The myth of "facilities based competition" cannot stand up to the observed fact that accelerating, technology-driven productivity gains in network capacity production (i.e., DWDM, et al.) have long outpaced the growth of observable and foreseeable human demand for network services, and continue to outpace those demands by ever-increasing orders of magnitude over time. My great fear is that by elevating the primacy of investment (even targeted investment in network capacity), as the summum bonum, we'll be committing ourselves to a self-negating principle that will ultimately yield a rich variety of of discriminatory mechanisms and practices, but increasing less and less productive investment.

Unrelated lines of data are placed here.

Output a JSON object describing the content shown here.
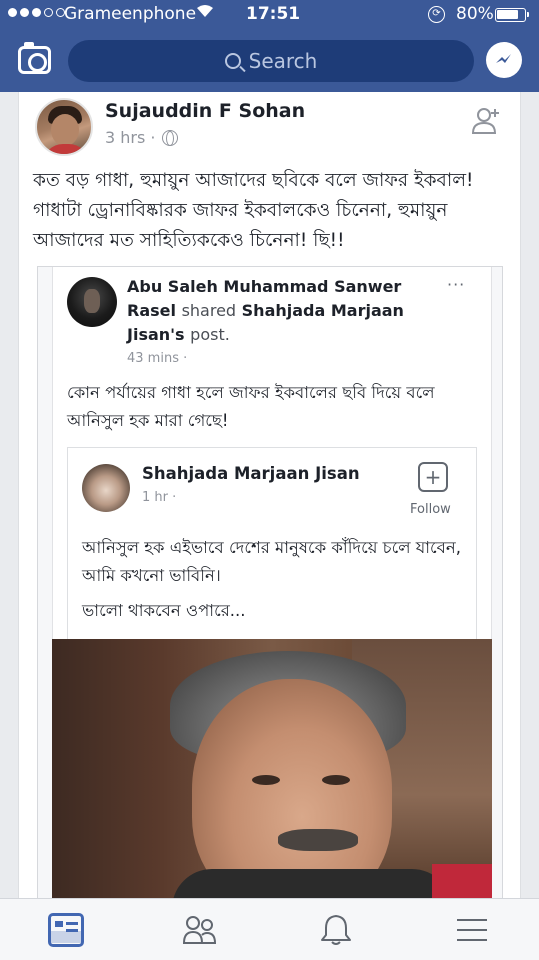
{
  "status_bar": {
    "carrier": "Grameenphone",
    "time": "17:51",
    "battery": "80%",
    "battery_level": 0.8
  },
  "nav": {
    "search_placeholder": "Search"
  },
  "post": {
    "author": "Sujauddin F Sohan",
    "time": "3 hrs ·",
    "text": "কত বড় গাধা, হুমায়ুন আজাদের ছবিকে বলে জাফর ইকবাল! গাধাটা ড্রোনাবিষ্কারক জাফর ইকবালকেও চিনেনা, হুমায়ুন আজাদের মত সাহিত্যিককেও চিনেনা! ছি!!"
  },
  "shared_screenshot": {
    "sharer_name": "Abu Saleh Muhammad Sanwer Rasel",
    "shared_word": "shared",
    "original_author": "Shahjada Marjaan Jisan's",
    "post_word": "post.",
    "more": "···",
    "time": "43 mins ·",
    "text": "কোন পর্যায়ের গাধা হলে জাফর ইকবালের ছবি দিয়ে বলে আনিসুল হক মারা গেছে!",
    "nested": {
      "author": "Shahjada Marjaan Jisan",
      "time": "1 hr ·",
      "follow_label": "Follow",
      "text": "আনিসুল হক এইভাবে দেশের মানুষকে কাঁদিয়ে চলে যাবেন, আমি কখনো ভাবিনি।",
      "text2": "ভালো থাকবেন ওপারে..."
    }
  },
  "tabs": [
    {
      "name": "news-feed",
      "active": true
    },
    {
      "name": "friends",
      "active": false
    },
    {
      "name": "notifications",
      "active": false
    },
    {
      "name": "menu",
      "active": false
    }
  ],
  "colors": {
    "brand": "#3b5998",
    "active_tab": "#4267b2",
    "secondary_text": "#90949c"
  }
}
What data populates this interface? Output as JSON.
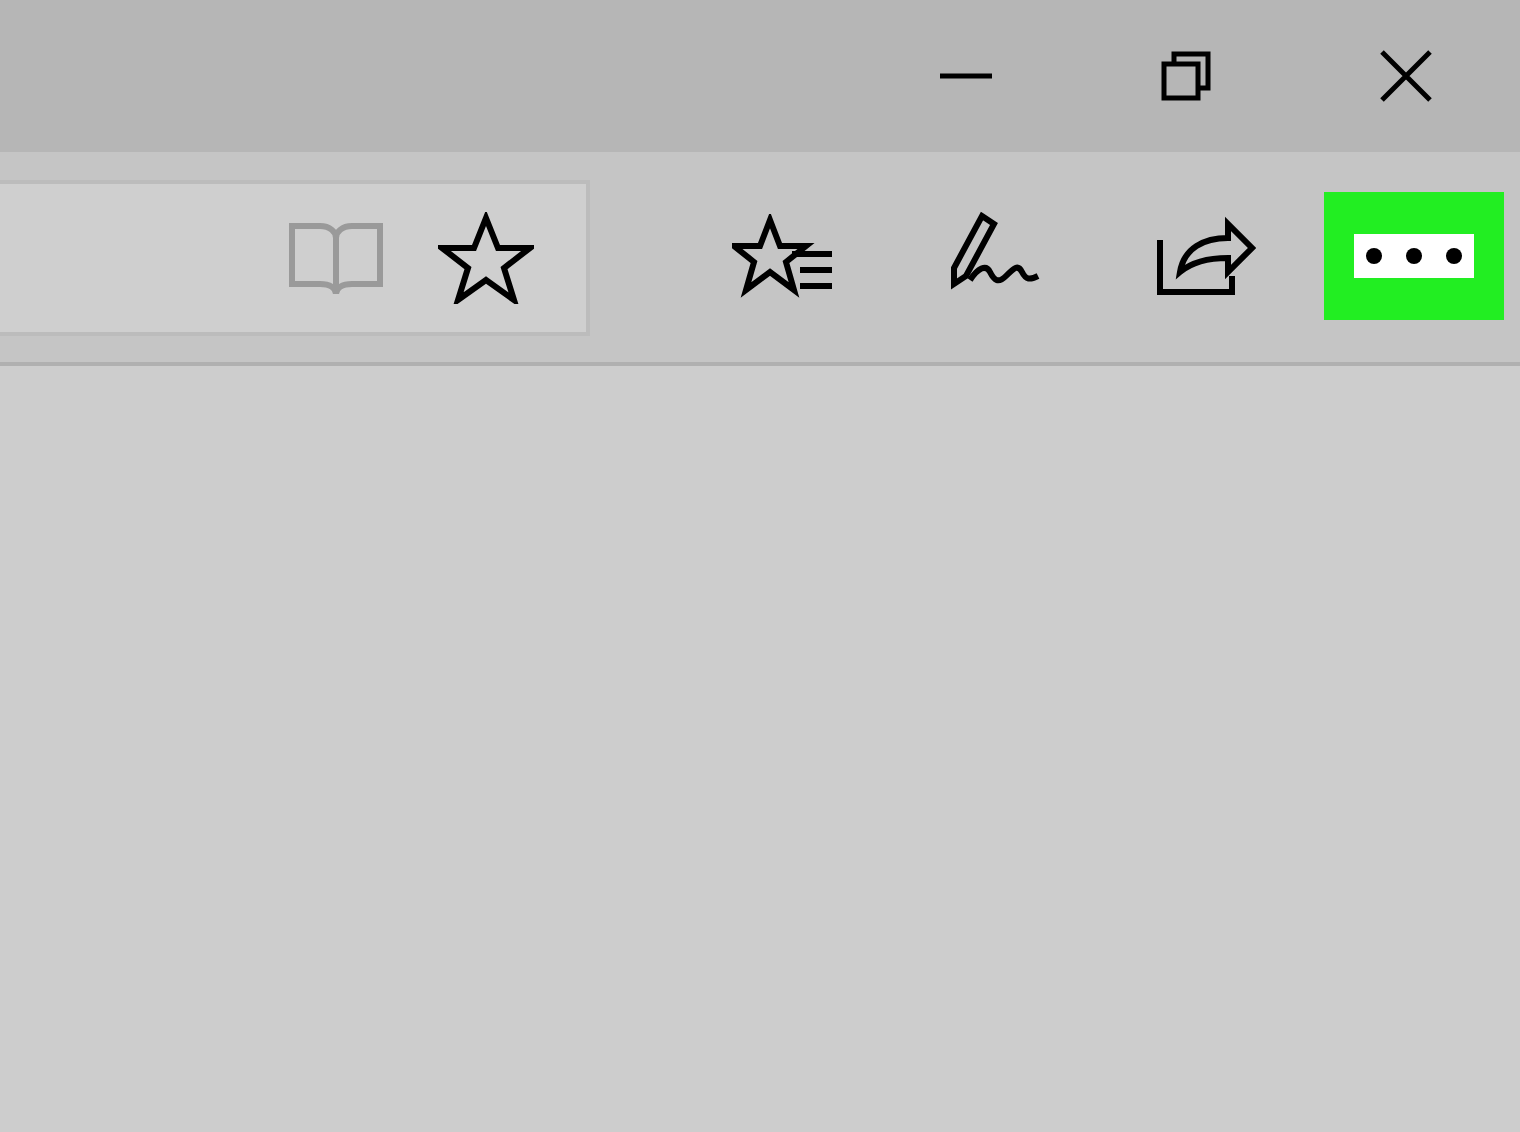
{
  "window_controls": [
    {
      "kind": "minimize"
    },
    {
      "kind": "maximize"
    },
    {
      "kind": "close"
    }
  ],
  "address_bar": {
    "icons": [
      {
        "kind": "reading-view",
        "disabled": true
      },
      {
        "kind": "favorite",
        "disabled": false
      }
    ]
  },
  "toolbar": [
    {
      "kind": "hub",
      "highlighted": false
    },
    {
      "kind": "notes",
      "highlighted": false
    },
    {
      "kind": "share",
      "highlighted": false
    },
    {
      "kind": "more",
      "highlighted": true
    }
  ]
}
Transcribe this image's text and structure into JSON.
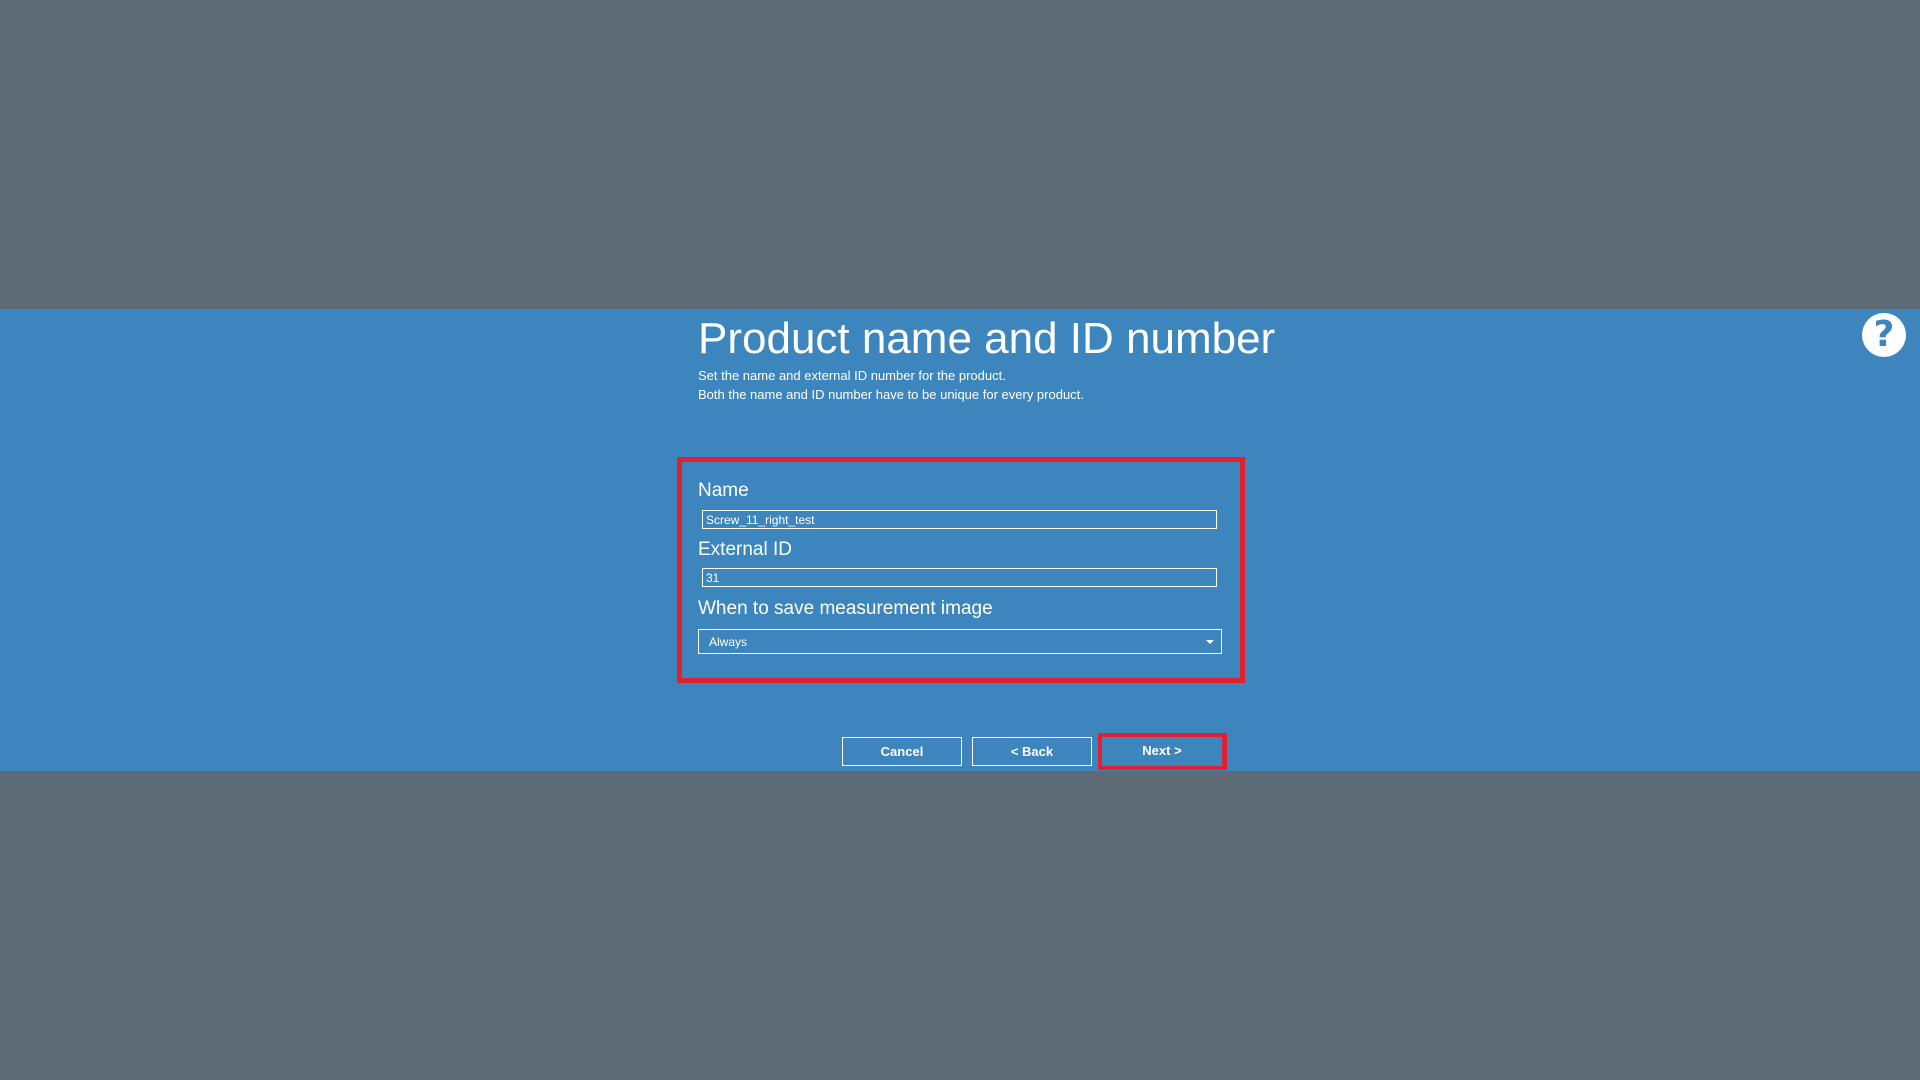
{
  "dialog": {
    "title": "Product name and ID number",
    "subtitle_line1": "Set the name and external ID number for the product.",
    "subtitle_line2": "Both the name and ID number have to be unique for every product.",
    "help_icon": "?"
  },
  "form": {
    "name_label": "Name",
    "name_value": "Screw_11_right_test",
    "external_id_label": "External ID",
    "external_id_value": "31",
    "save_image_label": "When to save measurement image",
    "save_image_selected": "Always"
  },
  "buttons": {
    "cancel": "Cancel",
    "back": "< Back",
    "next": "Next >"
  },
  "colors": {
    "backdrop": "#5e6a74",
    "dialog_background": "#3d85bd",
    "highlight": "#e3202e",
    "text": "#ffffff"
  },
  "icons": {
    "help": "question-circle-icon",
    "dropdown": "chevron-down-icon"
  }
}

well at least one company has taken the lead and jumped feet first in to facilities based competition; promising to build superfast access
I can't be sure, but it sounds like your reaction might have been intended as an ironic commentary on what I wrote about "facilities based competition." On the outside chance that that was your intention, here's a few more facts that you might find relevant:
(1) The "mythical" aspect of FBC to which I was referring is the claim, made with ever-increasing frequency (mostly by representatives of legacy incumbents, post-RBOCs, et al.) for about a decade now, that an abundance of FBC already exists, and has existed for many years. Based on that view, Google's move is both insane (because it's too late), and irrelevant (because all conceivable facilities-related demands are already being met by the current "abundance of FBC").
(2) While I have complete confidence that they could pull it off, it's still not entirely clear how far Google intends to go with this plan, c.f.:
(3) Finally, even if Google were to blanket the world with optical facilities, the official statements that I've seen suggest that they have no intention of using any facilities that they construct in any way that remotely resembles the role advocated by the current defenders and champions FBC. To the latter, the whole point of controlling FBC is to internalize a min. 100% of the benefits of that facilities investment, both to satisfy shareholders, and in order to inspire other market players to make their own glorious investments in the same sort of facilities that (any)one would need to reach the same end users.* To some (esp. anyone familiar with optical transport networks) that might sound like a rather wasteful exercise in capital investment -- but champions of FBC know better; they know that every new investment is by, definition, glorious -- because it's investment!
If you're comment was not meant to be ironic, then nevermind ;-)
*or, per standard theory, to offer incremental use of the existing facilities at a price equal to $0.01 less than the price at which the would-be incremental user would prefer to not go into business at all. Since that's how theory declares that pricing works, the observation that there are relatively few takers entails that there is no unmet demand, QED.